Questions about self-organisation: Processing



Ben Fry, Casey Reas

> What are the aims of the project you are involved in?

We are trying to make it easier for artists and designers to work with and understand software. The intended audience is designers, artists, architects, and people in many other fields that create images, animation, and interactions through writing code. Alternatively, we also built it to be used by engineers and researchers for the same reasons. Processing is comfortable for visual people because it's specifically for making images and it's comfortable for people who already know how to code because the programming language is familiar. For some people, it's a way to develop a deeper understanding of how software works. For others, it's a convenient way write software. We see ourselves as part of a larger community of people fostering a software culture unique to the arts.

> How is the project organised?

Very loosely. We both actively discuss every component of the project from the development of the language, the programming environment, the support infrastructure, and the website. We are responsible for releasing the software and creating the documentation, but a network of contributors write libraries, help with support through the forum, and lead affiliated projects. In the early stages of the software, there were more people working as a team and we had a group of advisors. Ben and I live across the country so most of the work happens at a distance and through quick bursts of energy while we're in the same place. We both have two other jobs most of the time so our development is part-time and work from the community is strictly volunteer. Processing is an open-souce project and is built on top of many other projects. It wouldn't exist without the other layers of code provided by others.

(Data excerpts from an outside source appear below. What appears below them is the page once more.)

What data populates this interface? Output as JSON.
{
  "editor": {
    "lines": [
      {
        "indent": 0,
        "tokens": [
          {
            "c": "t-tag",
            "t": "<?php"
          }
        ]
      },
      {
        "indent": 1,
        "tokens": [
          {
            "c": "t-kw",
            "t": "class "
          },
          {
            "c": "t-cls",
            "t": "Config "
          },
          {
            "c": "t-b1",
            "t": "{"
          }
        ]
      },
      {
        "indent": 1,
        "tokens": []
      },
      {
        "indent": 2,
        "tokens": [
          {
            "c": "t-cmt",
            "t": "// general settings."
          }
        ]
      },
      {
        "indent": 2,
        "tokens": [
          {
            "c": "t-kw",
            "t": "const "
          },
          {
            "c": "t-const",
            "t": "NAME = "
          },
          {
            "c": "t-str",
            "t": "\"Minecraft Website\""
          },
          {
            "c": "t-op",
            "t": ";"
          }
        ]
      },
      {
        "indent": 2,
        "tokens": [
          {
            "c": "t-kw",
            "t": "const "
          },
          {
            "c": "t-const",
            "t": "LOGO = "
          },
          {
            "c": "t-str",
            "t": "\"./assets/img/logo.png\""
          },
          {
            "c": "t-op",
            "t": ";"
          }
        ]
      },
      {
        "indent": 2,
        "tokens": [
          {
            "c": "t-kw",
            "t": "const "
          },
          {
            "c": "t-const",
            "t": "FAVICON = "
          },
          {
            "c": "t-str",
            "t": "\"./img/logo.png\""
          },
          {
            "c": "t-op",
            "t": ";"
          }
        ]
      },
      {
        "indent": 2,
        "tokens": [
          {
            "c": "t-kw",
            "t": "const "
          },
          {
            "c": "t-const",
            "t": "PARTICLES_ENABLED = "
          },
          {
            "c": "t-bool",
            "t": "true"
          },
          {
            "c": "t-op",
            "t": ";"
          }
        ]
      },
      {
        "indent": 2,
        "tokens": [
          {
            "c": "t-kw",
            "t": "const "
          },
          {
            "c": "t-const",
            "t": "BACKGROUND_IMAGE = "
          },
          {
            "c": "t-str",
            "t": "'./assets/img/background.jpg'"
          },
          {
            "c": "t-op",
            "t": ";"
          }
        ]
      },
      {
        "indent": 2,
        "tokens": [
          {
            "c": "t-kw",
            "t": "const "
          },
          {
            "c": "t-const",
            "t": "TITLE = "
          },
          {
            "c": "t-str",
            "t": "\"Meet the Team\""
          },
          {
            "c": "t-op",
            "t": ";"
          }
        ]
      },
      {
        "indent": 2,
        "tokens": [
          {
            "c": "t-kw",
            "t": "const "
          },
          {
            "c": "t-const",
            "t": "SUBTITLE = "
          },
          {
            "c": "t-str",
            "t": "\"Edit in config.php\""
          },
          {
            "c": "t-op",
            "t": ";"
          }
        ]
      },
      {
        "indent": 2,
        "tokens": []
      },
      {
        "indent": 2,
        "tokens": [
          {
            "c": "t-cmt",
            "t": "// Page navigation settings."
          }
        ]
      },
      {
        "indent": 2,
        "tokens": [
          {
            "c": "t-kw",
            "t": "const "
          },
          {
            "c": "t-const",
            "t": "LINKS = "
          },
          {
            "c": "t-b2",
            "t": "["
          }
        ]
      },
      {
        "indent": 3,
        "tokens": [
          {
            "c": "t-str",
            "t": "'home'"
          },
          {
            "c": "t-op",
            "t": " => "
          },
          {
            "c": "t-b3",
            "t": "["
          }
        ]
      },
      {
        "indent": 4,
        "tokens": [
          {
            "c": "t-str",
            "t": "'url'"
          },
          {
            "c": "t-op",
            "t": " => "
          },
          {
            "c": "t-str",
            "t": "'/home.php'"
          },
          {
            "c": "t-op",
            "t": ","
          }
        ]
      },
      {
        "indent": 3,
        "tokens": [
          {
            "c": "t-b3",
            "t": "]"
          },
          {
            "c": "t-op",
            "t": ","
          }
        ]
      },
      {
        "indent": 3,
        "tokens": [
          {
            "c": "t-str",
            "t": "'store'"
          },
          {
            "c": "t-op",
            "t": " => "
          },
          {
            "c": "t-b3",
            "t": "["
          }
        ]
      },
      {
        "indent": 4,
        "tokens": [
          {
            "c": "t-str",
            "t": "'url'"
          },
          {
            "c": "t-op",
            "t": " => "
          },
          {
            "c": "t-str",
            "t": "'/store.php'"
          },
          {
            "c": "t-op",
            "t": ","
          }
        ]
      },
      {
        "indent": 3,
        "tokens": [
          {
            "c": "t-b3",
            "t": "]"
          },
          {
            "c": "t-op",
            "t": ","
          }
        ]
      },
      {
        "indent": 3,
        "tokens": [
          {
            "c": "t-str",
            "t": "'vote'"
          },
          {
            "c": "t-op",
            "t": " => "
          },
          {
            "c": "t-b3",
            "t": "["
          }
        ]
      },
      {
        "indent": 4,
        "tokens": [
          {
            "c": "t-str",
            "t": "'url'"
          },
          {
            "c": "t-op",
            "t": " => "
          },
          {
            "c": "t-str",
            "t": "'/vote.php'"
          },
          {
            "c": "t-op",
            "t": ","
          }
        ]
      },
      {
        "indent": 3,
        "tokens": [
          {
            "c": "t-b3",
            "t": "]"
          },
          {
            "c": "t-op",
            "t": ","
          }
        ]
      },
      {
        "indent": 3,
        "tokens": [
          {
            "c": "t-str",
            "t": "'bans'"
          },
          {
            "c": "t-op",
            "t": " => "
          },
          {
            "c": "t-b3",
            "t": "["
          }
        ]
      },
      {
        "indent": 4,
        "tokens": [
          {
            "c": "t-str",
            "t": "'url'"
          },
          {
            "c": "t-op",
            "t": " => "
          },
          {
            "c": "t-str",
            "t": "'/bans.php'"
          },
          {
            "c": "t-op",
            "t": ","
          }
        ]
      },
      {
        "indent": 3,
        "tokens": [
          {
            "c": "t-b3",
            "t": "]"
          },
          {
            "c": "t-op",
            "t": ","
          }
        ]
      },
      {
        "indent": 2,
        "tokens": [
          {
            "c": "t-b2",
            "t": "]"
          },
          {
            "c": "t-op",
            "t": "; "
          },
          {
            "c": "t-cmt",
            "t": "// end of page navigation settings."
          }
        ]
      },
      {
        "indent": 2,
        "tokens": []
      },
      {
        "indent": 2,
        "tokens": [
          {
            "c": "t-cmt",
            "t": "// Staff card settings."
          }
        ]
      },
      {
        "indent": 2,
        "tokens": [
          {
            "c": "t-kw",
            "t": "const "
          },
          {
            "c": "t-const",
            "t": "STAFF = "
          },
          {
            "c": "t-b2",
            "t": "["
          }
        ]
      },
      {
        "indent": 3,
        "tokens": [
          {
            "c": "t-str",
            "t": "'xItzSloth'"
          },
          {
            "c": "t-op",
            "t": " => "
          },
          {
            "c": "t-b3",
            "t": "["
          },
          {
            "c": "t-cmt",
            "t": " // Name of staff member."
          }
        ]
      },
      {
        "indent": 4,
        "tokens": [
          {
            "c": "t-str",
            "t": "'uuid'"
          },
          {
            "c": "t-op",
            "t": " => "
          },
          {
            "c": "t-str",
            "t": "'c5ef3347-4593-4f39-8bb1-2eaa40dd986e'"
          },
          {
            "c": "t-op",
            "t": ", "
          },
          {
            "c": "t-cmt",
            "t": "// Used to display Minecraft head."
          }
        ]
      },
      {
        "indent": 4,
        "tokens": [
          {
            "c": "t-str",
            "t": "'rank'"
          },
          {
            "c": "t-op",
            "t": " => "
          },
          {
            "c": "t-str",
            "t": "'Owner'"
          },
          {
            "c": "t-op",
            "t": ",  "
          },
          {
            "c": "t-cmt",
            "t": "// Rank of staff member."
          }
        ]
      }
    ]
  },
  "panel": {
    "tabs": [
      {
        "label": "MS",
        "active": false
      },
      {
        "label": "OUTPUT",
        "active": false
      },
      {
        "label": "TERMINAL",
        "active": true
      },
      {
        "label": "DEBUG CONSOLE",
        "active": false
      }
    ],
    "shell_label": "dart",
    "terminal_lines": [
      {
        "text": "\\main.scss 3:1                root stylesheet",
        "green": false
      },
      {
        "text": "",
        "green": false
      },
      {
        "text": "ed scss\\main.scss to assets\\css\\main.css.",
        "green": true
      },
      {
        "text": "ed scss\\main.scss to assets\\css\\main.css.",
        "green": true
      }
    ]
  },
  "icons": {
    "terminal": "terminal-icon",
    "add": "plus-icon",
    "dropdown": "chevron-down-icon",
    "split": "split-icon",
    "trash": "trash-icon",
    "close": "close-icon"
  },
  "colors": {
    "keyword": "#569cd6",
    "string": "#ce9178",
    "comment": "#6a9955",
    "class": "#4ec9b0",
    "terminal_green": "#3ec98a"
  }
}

> How do you support the work financially and what impact does this have on your project?

We've made a conscious effort to keep money out of the project. We don't take donations, sell anything, or put ads on the site. We don't make money directly for working on it and we hope that sets the example for others to contribute. We both have other jobs to pay for our food and rent. We were fortunate to receive a grant early in the project that was used to pay for a few developers to write key components of the software. Last year, Ben received a personal grant that provided some concentrated time to focus on the project. Our web hosting is thankfully donated.

> What do you feel you have achieved, and what are the problems you face?

I think we've helped to promote open-source culture within the visual arts and have provided a platform for getting programming into art schools. We're excited about the shared lineage with the development of Wiring and Arduino. Unlike many open-source projects, we cater largely to beginners and therefore don't have a large population of users who are qualified to help develop the software. We sometimes wonder if an influx of money would help or hurt the project. We certainly need to develop faster; our resolved ideas for the project lag far behind its reality.

> Are there any past projects/models which have inspired you?

Processing grew directly out of John Maeda's Design By Numbers and a few ongoing projects within the Aesthetics + Computation Group at the MIT Media Laboratory. The code is built directly on top of Java and OpenGL. We were very influenced by Logo and MATLAB. And, clearly, the open-source model has been a huge influence on the core values of the project.

> What are your hopes for the future?

We hope to improve our software in a number of ways and we hope that the audience will grow for us and the many wonderful related projects. Our future is in expanding the development even more into the hands of the community. In fact, the recent developments have mostly originated with them. There are over sixty contributed libraries that extend Processing to do things far beyond what we originally imagined. For example, libraries have been built to run many screens at the same time (Most Pixels Ever by Dan Shiffman and Chris Kairalla), to help build graphic interfaces (controlP5 by Andreas Schlegel), and to execute advanced computer vision (BlobDetection by v3ga) and we're excited to see many more. We hope Processing has helped to demonstrated that we don't need to rely only on what software companies market to us and what engineers think we need. As a creative community, we can create our own tools for our specific needs and desires.